Question #90e7d

1 Answer
Sep 22, 2016

#a_n = 4*4^(n-1), n = 1, 2, 3, ...#

or
#a_n = 64*(1/4)^(n-1), n = 1, 2, 3, ...#

Explanation:

As this is posted under geometric sequences, we will proceed under the assumption that the sequences requested must be geometric.

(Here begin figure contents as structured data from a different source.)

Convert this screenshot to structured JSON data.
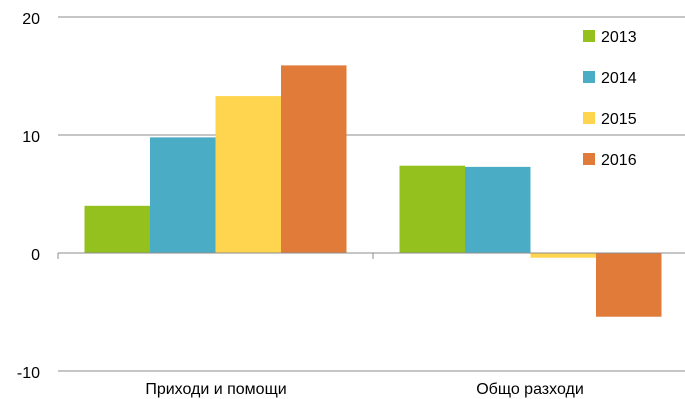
{
  "chart_data": {
    "type": "bar",
    "categories": [
      "Приходи и помощи",
      "Общо разходи"
    ],
    "series": [
      {
        "name": "2013",
        "color": "#95C11F",
        "values": [
          4.0,
          7.4
        ]
      },
      {
        "name": "2014",
        "color": "#4BACC6",
        "values": [
          9.8,
          7.3
        ]
      },
      {
        "name": "2015",
        "color": "#FFD54F",
        "values": [
          13.3,
          -0.4
        ]
      },
      {
        "name": "2016",
        "color": "#E07B39",
        "values": [
          15.9,
          -5.4
        ]
      }
    ],
    "y_ticks": [
      "20",
      "10",
      "0",
      "-10"
    ],
    "ylim": [
      -10,
      20
    ],
    "grid": true,
    "legend_position": "top-right",
    "title": "",
    "xlabel": "",
    "ylabel": ""
  }
}
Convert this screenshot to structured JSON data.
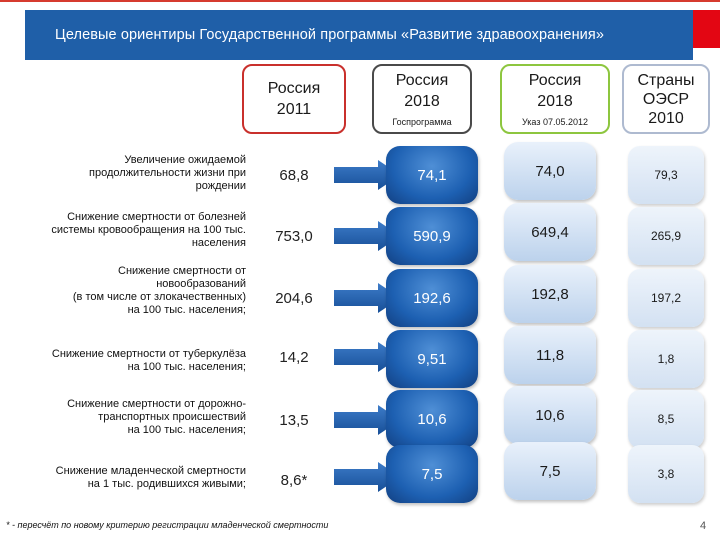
{
  "header": {
    "title": "Целевые ориентиры Государственной программы «Развитие здравоохранения»"
  },
  "columns": [
    {
      "title": "Россия\n2011",
      "note": ""
    },
    {
      "title": "Россия\n2018",
      "note": "Госпрограмма"
    },
    {
      "title": "Россия\n2018",
      "note": "Указ 07.05.2012"
    },
    {
      "title": "Страны\nОЭСР\n2010",
      "note": ""
    }
  ],
  "rows": [
    {
      "label": "Увеличение ожидаемой\nпродолжительности жизни при\nрождении",
      "values": [
        "68,8",
        "74,1",
        "74,0",
        "79,3"
      ]
    },
    {
      "label": "Снижение смертности от болезней\nсистемы кровообращения на 100 тыс.\nнаселения",
      "values": [
        "753,0",
        "590,9",
        "649,4",
        "265,9"
      ]
    },
    {
      "label": "Снижение смертности от\nновообразований\n(в том числе от злокачественных)\nна 100 тыс. населения;",
      "values": [
        "204,6",
        "192,6",
        "192,8",
        "197,2"
      ]
    },
    {
      "label": "Снижение смертности от туберкулёза\nна 100 тыс. населения;",
      "values": [
        "14,2",
        "9,51",
        "11,8",
        "1,8"
      ]
    },
    {
      "label": "Снижение смертности от дорожно-\nтранспортных происшествий\nна 100 тыс. населения;",
      "values": [
        "13,5",
        "10,6",
        "10,6",
        "8,5"
      ]
    },
    {
      "label": "Снижение младенческой смертности\nна 1 тыс. родившихся живыми;",
      "values": [
        "8,6*",
        "7,5",
        "7,5",
        "3,8"
      ]
    }
  ],
  "footnote": "* - пересчёт по новому критерию регистрации младенческой смертности",
  "page_number": "4",
  "colors": {
    "header_bg": "#1f5fa8",
    "accent_red": "#e30613",
    "dark_blue_cell": "#1d60b2",
    "light_blue_cell": "#bcd2ec"
  }
}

A geometric sequence is a sequence whose #n^"th"# term is given by #ar^(n-1)# where #a# is an initial value and #r# is a common ratio between terms.

By the above, the first #3# terms are #a, ar, ar^2#, and we are given the conditions that
#{(ar = 16), (a+ar+ar^2 = 84):}#

Substituting the first condition into the second and subtracting #16#, we can rewrite the second condition as

#a+ar^2 = 68# or #a(r^2+1)=68#

Dividing this by #ar = 16#, we get

#(a(r^2+1))/(ar) = 68/16#

#=> (r^2+1)/r = 17/4#

#=> r^2-17/4r + 1 = 0#

Applying the quadratic formula gives us

#r = (17/4+-sqrt((17/4)^2-4))/2 = (17+-15)/8#

So #r = 4# or #r = 1/4#

From #ar = 16#, we also have #a = 16/r#. Thus, by selecting the different possibilities for #r#, we get

#(a, r) = (4, 4)# or #(a, r) = (64, 1/4)#

Checking our answers, our first #3# terms for #(a, r) = (4, 4)# would be
#4, 16, 64#

and our first #3# terms for #(a, r) = (64, 1/4)# would be
#64, 16, 4#

Note that in each case, the sum of the terms is #84#, as desired.


As a side note, if we do not require a geometric sequence, any sequence #a_1, a_2, a_3, ...# would suffice so long as the second and third terms satisfy #a_2 = 16# and #a_3 = 68-a_1#.